The two arms dealers sat in silence for a moment. They were in the combined lounge and bar of Ariff’s private wing on the second floor of his mountain villa. It was cool and quiet in the room. Ceiling fans thrummed softly overhead. Set within the north-east corner wing he also had an office, kitchen, bathroom, bedroom and balcony for his exclusive use. The area was inaccessible to his wife and daughters due to an electronically sealed door that only he and Yamout knew the code to.
Ariff sat back in the armchair. ‘What time was the call made?’
‘The voicemail log says nine-thirty, last night.’
‘Nine-thirty,’ Ariff said thoughtfully. ‘Shortly after you were attacked.’
Yamout nodded.
‘So Kasakov went after Callo and you simultaneously. A coordinated strike against us. But Callo’s death matters nothing to me except I have now lost the money he owed us, and we need the services of a new diamond merchant. Both of which are trivial. What is important to me is that you, my dear friend, were cunning enough to escape Kasakov’s foul assassins.’
Yamout made a face. ‘Yet I came within a hair’s breadth of losing my life. His men were but a room away from killing me. I employed no cunning in my escape, only terror. I am lucky to be alive. It is nothing short of a miracle.’
Ariff gave a mocking smile. ‘Don’t be ridiculous. God would no sooner save you than he would me. Miracles are reserved for the pure and the good. We are neither. Men like us must make our own miracles.’ Ariff stood. ‘Come.’
Yamout followed him through the door into the rest of the villa. The decor changed markedly. Ariff liked his private rooms to be simply decorated — animal-skin rugs on the floor, comfortable furniture, nothing that did not serve a practical purpose. The gold-painted armchairs, bronze statues, Persian rugs, crystal chandeliers, exotic house plants and original oil paintings in the rest of the villa were the doing of Ariff’s wife. She had extravagant tastes and had the interior of the house set like the palace of an opulent prince.

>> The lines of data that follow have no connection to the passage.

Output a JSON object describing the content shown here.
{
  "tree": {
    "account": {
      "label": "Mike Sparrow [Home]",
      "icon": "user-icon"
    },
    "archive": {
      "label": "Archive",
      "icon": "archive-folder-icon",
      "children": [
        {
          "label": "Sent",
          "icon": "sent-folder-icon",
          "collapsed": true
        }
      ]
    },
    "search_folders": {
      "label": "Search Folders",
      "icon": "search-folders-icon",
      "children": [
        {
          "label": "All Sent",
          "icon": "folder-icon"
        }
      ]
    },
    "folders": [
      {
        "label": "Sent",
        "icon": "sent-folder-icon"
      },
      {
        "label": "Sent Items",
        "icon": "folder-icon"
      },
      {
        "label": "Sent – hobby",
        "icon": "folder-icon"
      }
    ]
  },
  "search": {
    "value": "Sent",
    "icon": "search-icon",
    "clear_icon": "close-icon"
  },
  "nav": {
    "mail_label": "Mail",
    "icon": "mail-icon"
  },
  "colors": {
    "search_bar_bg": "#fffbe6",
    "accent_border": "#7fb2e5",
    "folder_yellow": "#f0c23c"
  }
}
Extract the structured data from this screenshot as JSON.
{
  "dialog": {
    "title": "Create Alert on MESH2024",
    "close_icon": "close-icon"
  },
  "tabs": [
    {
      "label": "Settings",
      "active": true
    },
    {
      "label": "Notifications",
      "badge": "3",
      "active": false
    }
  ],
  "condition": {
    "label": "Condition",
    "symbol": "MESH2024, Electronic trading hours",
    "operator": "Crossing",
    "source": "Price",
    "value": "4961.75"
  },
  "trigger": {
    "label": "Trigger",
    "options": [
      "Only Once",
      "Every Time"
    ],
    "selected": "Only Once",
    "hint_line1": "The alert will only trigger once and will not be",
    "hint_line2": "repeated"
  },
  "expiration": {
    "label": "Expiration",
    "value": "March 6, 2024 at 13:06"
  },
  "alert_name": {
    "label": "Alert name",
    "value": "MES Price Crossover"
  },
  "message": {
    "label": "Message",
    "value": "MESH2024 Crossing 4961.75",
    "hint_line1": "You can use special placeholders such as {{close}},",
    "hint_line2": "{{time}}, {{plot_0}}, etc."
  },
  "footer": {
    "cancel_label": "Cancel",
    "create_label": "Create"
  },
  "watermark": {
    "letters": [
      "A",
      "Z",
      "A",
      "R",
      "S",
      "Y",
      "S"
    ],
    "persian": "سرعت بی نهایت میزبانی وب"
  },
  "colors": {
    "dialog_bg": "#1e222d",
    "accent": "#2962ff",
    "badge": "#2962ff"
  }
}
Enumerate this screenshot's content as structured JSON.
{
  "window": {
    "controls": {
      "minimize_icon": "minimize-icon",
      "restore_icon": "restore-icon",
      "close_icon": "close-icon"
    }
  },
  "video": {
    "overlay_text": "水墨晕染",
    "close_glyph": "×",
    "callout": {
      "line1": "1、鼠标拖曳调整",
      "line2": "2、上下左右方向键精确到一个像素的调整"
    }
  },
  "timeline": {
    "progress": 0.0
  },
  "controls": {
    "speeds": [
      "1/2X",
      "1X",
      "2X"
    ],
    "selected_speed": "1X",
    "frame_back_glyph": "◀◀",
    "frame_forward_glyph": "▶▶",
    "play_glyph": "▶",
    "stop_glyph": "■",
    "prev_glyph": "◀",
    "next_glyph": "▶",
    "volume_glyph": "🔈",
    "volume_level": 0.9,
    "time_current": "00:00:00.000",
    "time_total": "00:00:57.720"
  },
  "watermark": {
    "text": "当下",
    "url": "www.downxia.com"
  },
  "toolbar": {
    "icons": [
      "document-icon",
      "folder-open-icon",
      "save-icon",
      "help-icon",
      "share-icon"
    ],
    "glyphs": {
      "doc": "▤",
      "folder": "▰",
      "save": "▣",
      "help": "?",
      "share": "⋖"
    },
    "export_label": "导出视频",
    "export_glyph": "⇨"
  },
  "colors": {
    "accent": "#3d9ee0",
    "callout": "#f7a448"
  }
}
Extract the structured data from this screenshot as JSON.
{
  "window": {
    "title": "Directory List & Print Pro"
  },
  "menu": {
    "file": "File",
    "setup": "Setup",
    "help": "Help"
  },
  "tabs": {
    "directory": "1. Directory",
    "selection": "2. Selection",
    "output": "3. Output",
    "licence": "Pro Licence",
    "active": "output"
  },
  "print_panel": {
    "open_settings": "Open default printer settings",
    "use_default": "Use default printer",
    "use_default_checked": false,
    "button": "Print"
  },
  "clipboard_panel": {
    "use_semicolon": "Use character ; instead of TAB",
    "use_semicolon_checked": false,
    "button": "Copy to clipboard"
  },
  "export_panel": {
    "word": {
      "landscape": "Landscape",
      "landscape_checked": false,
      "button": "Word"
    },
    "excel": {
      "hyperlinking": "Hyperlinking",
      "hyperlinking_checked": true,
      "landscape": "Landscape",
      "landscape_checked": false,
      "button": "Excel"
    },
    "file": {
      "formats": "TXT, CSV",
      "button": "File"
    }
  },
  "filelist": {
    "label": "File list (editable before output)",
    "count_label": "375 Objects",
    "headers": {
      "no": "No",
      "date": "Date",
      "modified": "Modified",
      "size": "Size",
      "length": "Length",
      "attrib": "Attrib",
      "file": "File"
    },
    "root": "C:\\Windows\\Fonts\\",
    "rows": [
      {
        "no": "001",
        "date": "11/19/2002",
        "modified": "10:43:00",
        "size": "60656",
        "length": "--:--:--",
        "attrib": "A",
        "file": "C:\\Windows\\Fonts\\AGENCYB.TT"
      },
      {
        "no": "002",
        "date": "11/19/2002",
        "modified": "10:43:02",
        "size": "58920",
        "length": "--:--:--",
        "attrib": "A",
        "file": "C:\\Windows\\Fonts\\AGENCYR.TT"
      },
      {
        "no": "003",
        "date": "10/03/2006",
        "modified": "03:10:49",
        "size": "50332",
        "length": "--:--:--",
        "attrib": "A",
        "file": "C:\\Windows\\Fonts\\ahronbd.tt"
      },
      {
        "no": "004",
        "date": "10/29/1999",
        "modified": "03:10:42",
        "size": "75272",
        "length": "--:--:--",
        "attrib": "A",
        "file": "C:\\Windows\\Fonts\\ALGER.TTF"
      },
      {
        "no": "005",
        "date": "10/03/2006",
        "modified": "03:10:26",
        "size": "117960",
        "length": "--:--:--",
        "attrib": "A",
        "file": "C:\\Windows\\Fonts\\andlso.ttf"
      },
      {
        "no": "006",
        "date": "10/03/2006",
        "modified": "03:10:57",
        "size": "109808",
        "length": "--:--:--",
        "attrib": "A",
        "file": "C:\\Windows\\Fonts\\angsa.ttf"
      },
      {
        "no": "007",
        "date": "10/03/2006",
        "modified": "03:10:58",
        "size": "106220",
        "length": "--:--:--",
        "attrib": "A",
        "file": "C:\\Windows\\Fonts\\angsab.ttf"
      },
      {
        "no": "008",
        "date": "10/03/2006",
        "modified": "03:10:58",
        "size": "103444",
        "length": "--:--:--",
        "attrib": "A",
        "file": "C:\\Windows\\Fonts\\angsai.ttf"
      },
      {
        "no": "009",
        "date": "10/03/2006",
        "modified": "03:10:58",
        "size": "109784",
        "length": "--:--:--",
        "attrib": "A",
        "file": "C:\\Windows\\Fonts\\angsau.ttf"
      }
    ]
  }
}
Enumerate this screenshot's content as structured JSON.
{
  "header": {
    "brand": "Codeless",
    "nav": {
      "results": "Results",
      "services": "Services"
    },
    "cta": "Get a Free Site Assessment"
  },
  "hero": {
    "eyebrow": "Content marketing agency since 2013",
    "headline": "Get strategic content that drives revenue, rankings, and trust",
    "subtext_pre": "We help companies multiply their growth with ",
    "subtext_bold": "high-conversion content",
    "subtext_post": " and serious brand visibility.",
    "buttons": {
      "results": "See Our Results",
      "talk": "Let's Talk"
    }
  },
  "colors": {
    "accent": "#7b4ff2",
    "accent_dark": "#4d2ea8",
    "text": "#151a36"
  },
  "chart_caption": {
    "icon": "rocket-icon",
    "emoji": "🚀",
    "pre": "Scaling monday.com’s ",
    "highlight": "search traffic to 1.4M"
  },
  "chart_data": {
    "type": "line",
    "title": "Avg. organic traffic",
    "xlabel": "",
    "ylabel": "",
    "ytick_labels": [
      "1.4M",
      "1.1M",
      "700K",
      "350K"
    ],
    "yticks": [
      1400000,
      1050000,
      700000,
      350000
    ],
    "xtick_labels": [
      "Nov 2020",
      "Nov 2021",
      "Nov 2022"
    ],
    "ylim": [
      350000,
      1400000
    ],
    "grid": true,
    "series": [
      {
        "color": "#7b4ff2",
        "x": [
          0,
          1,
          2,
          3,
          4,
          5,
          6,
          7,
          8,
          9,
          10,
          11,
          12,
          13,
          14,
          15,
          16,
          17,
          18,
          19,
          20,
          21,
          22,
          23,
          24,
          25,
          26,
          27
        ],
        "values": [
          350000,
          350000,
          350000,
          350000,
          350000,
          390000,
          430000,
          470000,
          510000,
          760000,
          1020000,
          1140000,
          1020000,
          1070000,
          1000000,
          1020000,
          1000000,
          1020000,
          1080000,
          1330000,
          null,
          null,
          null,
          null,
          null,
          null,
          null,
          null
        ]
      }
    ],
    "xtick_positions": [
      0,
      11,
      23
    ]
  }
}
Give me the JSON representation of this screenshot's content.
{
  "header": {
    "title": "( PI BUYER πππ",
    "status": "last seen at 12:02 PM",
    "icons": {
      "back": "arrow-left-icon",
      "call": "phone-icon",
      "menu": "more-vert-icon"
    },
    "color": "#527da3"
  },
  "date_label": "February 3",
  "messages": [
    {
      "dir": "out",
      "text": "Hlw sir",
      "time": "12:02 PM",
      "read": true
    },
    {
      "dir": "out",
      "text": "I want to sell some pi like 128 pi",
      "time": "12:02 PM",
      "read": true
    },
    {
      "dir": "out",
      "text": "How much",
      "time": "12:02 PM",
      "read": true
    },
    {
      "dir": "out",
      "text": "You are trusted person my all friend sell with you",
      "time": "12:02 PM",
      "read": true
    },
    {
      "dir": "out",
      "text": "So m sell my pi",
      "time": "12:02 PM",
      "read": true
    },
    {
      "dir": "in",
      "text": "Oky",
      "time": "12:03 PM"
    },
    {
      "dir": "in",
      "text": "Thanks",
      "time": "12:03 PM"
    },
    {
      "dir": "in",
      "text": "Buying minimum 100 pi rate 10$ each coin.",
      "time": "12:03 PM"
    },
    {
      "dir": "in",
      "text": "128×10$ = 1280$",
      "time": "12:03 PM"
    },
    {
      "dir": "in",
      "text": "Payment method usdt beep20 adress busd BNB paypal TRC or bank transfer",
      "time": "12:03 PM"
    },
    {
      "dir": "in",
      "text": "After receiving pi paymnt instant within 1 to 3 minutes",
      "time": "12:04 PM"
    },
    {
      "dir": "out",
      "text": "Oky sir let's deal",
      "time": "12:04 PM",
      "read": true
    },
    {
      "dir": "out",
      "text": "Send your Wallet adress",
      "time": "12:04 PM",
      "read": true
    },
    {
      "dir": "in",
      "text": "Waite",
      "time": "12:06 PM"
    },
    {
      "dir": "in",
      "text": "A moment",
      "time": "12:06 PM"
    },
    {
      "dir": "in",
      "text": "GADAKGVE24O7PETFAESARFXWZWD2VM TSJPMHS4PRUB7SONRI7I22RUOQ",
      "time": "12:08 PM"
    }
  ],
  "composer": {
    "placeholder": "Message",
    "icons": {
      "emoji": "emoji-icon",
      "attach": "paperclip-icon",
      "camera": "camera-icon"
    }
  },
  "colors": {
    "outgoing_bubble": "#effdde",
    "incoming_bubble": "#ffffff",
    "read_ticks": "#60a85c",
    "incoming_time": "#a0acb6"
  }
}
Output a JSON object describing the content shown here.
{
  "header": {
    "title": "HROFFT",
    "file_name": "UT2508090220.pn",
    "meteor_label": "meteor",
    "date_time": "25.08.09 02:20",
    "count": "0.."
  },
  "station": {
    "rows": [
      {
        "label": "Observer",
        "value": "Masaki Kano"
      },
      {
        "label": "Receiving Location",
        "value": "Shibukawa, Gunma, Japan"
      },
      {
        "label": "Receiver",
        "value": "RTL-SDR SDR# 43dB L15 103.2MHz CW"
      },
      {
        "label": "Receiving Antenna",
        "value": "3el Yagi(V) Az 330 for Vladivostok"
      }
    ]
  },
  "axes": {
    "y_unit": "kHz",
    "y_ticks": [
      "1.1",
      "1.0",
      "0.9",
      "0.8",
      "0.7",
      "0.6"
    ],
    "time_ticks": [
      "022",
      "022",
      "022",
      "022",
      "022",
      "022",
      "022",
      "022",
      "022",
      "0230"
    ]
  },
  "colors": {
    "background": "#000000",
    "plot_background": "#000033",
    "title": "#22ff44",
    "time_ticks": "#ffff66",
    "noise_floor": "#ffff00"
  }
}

They descended the huge marble staircase. When Ariff reached the bottom his youngest daughter appeared, seemingly out of nowhere, and sprinted straight up to him. He caught Eshe under the armpits and hoisted her off her feet. He blew raspberries on her belly. She laughed hysterically. Yamout watched and smiled.
The nanny came rushing after Eshe. ‘I’m sorry, sir,’ she said to Ariff. ‘Eshe, come here, don’t bother your father.’
Ariff lowered Eshe and stroked her hair. ‘Do as you’re told, my dear.’
The nanny took Eshe’s hand and pulled her away.
Ariff was still smiling when they entered the massive garden that lay behind the villa. It stretched into the distance, seeming to meet the mountainside that rose high behind the villa. There were no clouds and the sun was hot. A guard patrolled on the far side of the crescent-shaped swimming pool. He was armed with an assault rifle — not one of the cheap AKs that were Ariff’s main product — but an American-made Armalite. The villa was set within forty thousand square feet of land patrolled continuously by six mercenaries. Two more were stationed inside the house itself while another two monitored the twenty security cameras and dozen motion sensors that ceaselessly watched over Ariff’s home. Ariff only employed the best to watch over himself and his family.